There’s not enough conversations like this happening. Ethics and AI seem to be a topic few are willing to address. I appreciated this and hope it makes more people question their outputs. I try to.

Tony Pfeiffer

Feb 12

I am 74 guy who started using AI early in 2025. I have a subscription to Claude and regularly use free chapGBT (often on my phone). I experience the false ego strokes or lame attempts to be objective. I hate when it goes into coach mode and sounds so deep. Yikes!

For me, it has never been about this tech for merely personal gain and profit. I get that it is a fast learning machine as a collective from our prompts and chats. We are the AI. Not the other way around.

Reading The Coming Wave is a reality check and a cautionary tale. The general-purpose technology is mainstream and accessible. Everything we do now and in the future is on us.

NONE OF US IS EVER AS SMART AS ALL OF US.

Hans Olsen

Feb 12

Ethics and AI is not what drives views, or hype, but it is what will decide how AI changes us as a society. I hope Anthropic continue this research as it is fundamentally important for the future.

Harness the Spark

Feb 13

Yes, it’s absolutely saved my sanity, persuaded me not to publish something and helps me manage my AuDHD

Peter W.

Feb 12

Also, firstly thanks Kamil for this information!

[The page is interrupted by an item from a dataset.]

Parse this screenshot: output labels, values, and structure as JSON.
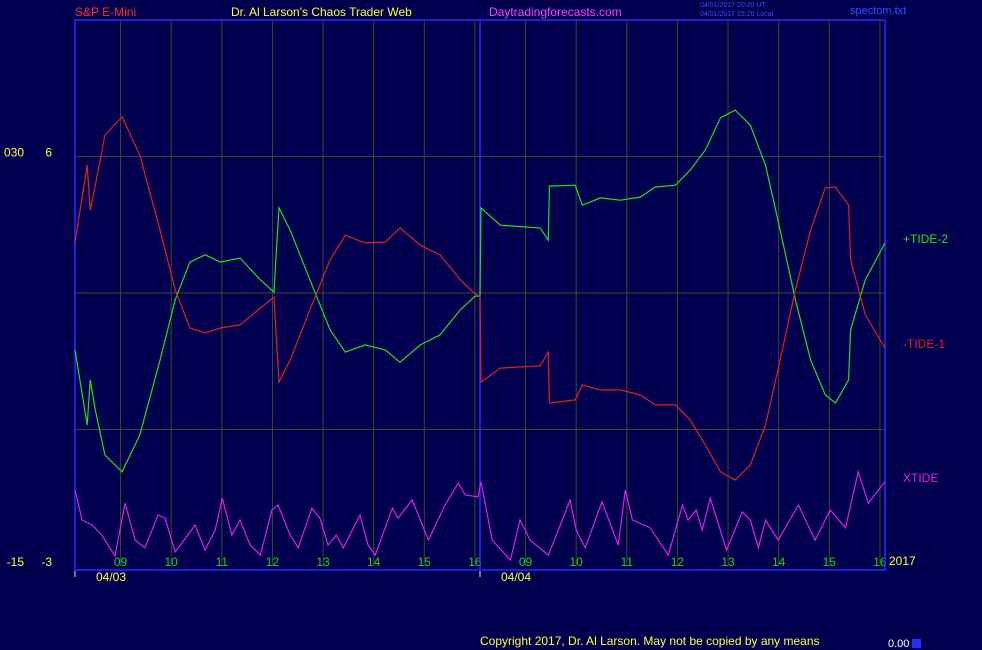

Second, I really recommend to look at the article that Kamil linked to; I just started to read through it (73 pages, so not a quick read), but yes, even after just reading the abstract and introduction, it's clear that this is a big problem!

Gerald Morton

Feb 12

Excellent choice for a topic. The timing is perfect for those of us who are becoming excited about what appear to be daily benefits of using AI. This is a good opportunity to stand back and look at the bigger picture over time. I look forward to continued discussions and comments about this problem and the discovery of directions to take to ameliorate it.

Odin's Eye

Feb 11

Our publication Codex Odin has documented examples of what you are discussing. Bias (including self-initiated bias) and flipping. You are absolutely correct that the systems still may couch their responses as objective results

Harness the Spark

Feb 13Edited

And allowed me to develop a mental health crisis management app that has just been shipped on one of the main app stores. I'm not complaining, I've been able to nurture a new found love of coding - but at the same time I'm well aware of hallucinations, admitting it lied to me after an over-night multi-agentic build and presenting me with a GitHub I supposedly owned, but actually had the same name. But that's no worse than believing that we are told on main-stream media is true!

Adam Richards

Feb 13

I appreciate this article. It's so tempting to rely on LLM-based AIs for decisions and judgement because they'll play along and do it. But that should be where we draw the line. If I want a computer to make a decision for me, it should be based on a deterministic program that always gives the same outputs for the same inputs, by design. It's a strange new muscle we have to develop: using the LLM to probe, while avoiding its enticements. Also I love the poetry.

Peter W.

Feb 12

I really wonder if Anthropic, OpenAI and others realize that this is one of a few key issues that will lead to ever greater pressure to put a regulatory muzzle on their ChatBots if they don't get out in front?

I am also amazed that the same companies can apparently not use "AI" to identify harmful statements and behaviors by their Bots, and use the findings to improve their ChatBots almost in real time? There is ample literature and studies on what constitutes toxic and harmful behaviors in online interactions, so it's not like they'd have to start from zero.

Chad Stamm

Feb 12

Most certainly. You have to push back, especially in those moments when you hear what you want to hear. This happened to me in regard to my living situation the other day. It told me what I wanted to hear, and when I pushed back and asked why, it revealed that truth, that it knew the answer it gave me is what I wanted.

I'm curious, though. For those with really solid custom instructions, can you refine this tendency out?